Silver (no, just silver)
Silver is the best element for conducting electricity. Problems such as it tarnishing and having a melting point of only 961.8 degrees (Celsius you Fahrenheit barbarian) are gotten around with protective coverings and coolants around those coverings. Why go for such high standards of electrical conduction? Because, although most ships must make do with copper and gold, the bestest ships need those electrical signals and whatnot to be going around the ship really fast. As for acquiring silver: just mine ore and extract it from the ore, like yee ol' ancestors did. As much as there is the technology to take atoms apart and then take apart sub-atomic particles and put them back together to make the elements you want, this is expensive and very time consuming as this has to be done with each individual atom (unless you want the dice roll and potential black hole risk that is just flinging them together at specific densities and letting fusion do the rest) by AIs with little lasers.
A shiny grey - but not dark grey more like a light grey shiny substance - that you might have seen cutlery made of if you went to a hecka posh restaurant.
Physical & Chemical Properties
Best conductor, high enough to melt your face but not that high compared to a lot of other elements melting point, not very reactive metal but not unreactive enough, not particularly strong compared to other metals, etc. Know what you can google search properties of silver you'll find them.
Silver nitrate, silver iodide, silver (insert thing), etc
Geology & Geography
Large amounts have been found in the molten core of Mars, plenty of places on Earth are known to have some and it's found on many of the discovered-not-made planets in small amounts. Artificially created planets will often have good amounts of it present but this is pretty deliberate in their making.
Origin & Source
Life & Expiration
It's not a good conductor anymore when it goes through chemical reactions with the air so that.
History & Usage
[Skipping already existing history]. It was found to be a material in use in Goner grenades (which they did not have until they totally copied the idea off of us humans during the human-Goner war) as the thing which is gonna blow up anyway doesn't come with worries of "oh but after a year it'll be made useless by chemical reactions" (except the war lasted longer than that and so they should've worried about it and so lots of grenades ended up never exploding after being thrown) and this got humanity thinking. It was used in the most prized military vessels until the CHG had Jeff. 1/4 of duplicated material going to the CHG meant that they could create all the silver they liked and soon every ship in the military had silver wiring with measures in place against corrosion etc. The most prized military vessels now had the wires going through portals so that the electrical currents didn't have to travel as much distance. Meanwhile the ships of some of the wealthiest individuals had themselves some silver wiring. Silver wiring is also used in ground weapons and armour, and some vital military tools.
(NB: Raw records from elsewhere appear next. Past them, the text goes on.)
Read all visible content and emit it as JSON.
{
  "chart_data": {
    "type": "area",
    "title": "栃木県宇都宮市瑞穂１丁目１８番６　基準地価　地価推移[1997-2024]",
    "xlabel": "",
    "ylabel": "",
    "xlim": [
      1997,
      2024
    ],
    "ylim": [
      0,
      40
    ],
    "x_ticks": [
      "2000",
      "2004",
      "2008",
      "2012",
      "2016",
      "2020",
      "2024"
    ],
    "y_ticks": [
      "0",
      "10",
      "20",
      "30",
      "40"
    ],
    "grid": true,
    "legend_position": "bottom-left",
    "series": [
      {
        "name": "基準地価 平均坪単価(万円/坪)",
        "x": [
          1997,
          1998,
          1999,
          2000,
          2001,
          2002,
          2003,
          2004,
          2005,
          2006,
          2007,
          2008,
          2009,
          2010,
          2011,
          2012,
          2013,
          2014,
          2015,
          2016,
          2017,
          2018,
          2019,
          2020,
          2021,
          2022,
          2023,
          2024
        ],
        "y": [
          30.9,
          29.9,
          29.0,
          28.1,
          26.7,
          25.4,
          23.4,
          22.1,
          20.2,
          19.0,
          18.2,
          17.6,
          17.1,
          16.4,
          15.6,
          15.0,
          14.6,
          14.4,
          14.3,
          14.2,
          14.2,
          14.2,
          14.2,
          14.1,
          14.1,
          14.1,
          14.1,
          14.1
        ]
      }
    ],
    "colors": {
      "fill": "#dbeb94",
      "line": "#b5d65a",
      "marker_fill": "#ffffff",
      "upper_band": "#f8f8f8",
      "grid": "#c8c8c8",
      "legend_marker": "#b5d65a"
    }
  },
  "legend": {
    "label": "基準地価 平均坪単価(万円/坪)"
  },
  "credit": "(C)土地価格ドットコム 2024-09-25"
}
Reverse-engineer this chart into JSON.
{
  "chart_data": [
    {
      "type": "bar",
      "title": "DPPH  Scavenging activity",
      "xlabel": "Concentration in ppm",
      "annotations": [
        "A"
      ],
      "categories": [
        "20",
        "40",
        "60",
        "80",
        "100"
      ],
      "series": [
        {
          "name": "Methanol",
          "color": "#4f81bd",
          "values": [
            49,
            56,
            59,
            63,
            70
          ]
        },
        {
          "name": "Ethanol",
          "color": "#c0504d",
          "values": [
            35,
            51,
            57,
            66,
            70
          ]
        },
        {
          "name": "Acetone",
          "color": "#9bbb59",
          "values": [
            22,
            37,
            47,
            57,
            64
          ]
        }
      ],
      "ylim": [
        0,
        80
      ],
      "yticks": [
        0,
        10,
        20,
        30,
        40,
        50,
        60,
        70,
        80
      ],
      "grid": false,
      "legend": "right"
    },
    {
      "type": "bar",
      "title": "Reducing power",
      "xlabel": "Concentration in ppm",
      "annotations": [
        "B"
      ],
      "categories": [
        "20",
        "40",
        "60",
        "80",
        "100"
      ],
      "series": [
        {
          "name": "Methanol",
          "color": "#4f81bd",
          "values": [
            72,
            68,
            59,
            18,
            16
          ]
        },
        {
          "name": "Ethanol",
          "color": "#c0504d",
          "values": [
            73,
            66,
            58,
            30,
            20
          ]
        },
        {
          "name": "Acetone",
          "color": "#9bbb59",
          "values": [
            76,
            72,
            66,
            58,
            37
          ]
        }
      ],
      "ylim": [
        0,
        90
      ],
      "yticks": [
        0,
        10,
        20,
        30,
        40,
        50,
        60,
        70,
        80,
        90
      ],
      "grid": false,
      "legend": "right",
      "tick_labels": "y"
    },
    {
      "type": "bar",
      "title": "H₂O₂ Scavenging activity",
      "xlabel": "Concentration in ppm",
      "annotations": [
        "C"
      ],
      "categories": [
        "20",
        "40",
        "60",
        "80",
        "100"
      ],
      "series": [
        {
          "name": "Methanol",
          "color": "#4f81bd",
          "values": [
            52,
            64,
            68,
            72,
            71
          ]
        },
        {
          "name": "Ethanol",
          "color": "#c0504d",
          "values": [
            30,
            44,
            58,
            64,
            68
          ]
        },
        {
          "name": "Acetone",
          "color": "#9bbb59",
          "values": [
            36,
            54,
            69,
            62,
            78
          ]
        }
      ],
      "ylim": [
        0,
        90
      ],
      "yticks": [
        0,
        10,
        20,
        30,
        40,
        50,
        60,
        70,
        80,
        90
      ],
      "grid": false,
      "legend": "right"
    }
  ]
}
We've been mucking about with this stuff since... man, early Bronze Age?
Cutlery for the rich but only for the novelty of it as the carbon-fibre stuff the regular plebs use is legitimately better for eating food. Jewelry, ornaments and whatnot, also in the hands of the rich or as heirlooms within not-so-rich families.
Cultural Significance and Usage
Uh no the only real cultural significance is shared with gold as a thing rich people have despite the lack of practicality in having necklaces made of it.
Some wiring stuff and occasionally for how it can be magnetized if there isn't enough iron around.
Ore -> usable metal. Includes melting, electrolysis, etc.
Manufacturing & Products
Cutlery and jewelry.
Byproducts & Sideproducts
Anything else in the ore that can be used such as iron, aluminium, etc.
Well silver poisoning does exist.
Ohhh boy. The stuff is quite reactive and so can quickly chemically react into salts, which aren't that bad, or poisons, which are very bad.
Reusability & Recycling
Melt it down and reshape it. BOOM.
Trade & Market
It's either a useless luxury or an incredibly useful material for technology, depending on what form it's in when sold and to who. There is very little in-between.
Usually in a vacuum so it doesn't react with anything.
Law & Regulation
Mostly just safety laws such as "don't put molten silver in people's food" and "if it's in the form of a sword it's not allowed unless that sword is really blunt and deliberately made into an impractical weapon with other means".
Pretty valuable, with anyone who owns a bunch of machines extracting and refining the stuff being able to expect and easy living.
Pretty rare, but also not really. The CHG being able to create tonnes of the stuff is quite the factor here.
You ever eaten with silver cutlery? Me neither all my stuff is cheap stainless steel.
Boiling / Condensation Point
Melting / Freezing Point
Pure silver is 10.5 grams per cubic centimeters at 68 °F or 20 °C
Solid in ore or the wiring inside of items.